Defendant further advances the Declaration of Gregory E. Stone (“Stone”), counsel for Defendant.  Stone states in pertinent part:  “I have been representing grocery stores, among many other types of litigation, since 1989, and in my experience, Incident Reports have been produced to me as defense counsel and identified as privileged documents to be used in anticipation of litigation.
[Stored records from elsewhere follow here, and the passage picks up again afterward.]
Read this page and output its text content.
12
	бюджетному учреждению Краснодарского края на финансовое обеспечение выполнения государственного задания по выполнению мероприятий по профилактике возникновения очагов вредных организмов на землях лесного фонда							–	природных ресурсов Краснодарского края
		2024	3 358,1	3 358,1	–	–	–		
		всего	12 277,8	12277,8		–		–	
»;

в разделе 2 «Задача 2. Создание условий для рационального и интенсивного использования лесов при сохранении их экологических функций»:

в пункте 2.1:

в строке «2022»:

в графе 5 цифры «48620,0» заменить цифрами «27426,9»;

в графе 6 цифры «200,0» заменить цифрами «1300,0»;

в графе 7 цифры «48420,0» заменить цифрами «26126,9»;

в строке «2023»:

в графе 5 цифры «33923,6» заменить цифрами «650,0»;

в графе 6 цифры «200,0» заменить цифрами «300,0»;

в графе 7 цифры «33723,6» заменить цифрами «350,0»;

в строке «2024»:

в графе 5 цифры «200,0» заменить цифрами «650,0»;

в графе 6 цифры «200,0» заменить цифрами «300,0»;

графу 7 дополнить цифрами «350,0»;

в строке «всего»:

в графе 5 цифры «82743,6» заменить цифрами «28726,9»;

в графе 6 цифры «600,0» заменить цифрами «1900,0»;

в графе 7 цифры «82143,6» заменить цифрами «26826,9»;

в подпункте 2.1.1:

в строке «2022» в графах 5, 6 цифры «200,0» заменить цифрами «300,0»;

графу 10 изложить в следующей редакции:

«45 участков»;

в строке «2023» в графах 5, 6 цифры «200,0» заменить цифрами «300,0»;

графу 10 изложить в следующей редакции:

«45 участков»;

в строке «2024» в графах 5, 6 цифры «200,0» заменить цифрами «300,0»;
This case is no exception.”

 

            Based upon Ross’s and Stone’s declarations, the Court finds that the Incident Report is a communication “intended for the information or assistance of the attorney in so defending” Defendant.  In other words, the Dominant Purpose of the Incident Report was to transmit information from Defendant, through its employee, to its attorney, Stone.  Therefore, the Court determines that the attorney-client privilege bars the production of the Incident Report.

 

CONCLUSION AND ORDERS

 

For the reasons set forth above, the Court denies Plaintiff’s motion to compel further responses to the Request for Production of Documents, Set 1.   Plaintiff shall provide notice of the Court’s ruling and file a proof of service regarding the same.

 

 

 



[1] The Court notes that the Declaration of Gregory E. Stone, counsel for Defendant, is devoid of any reference to complying with the Discovery Act regarding Defendant’s efforts to meet and confer with counsel for Plaintiff to informally resolve the discovery disputes.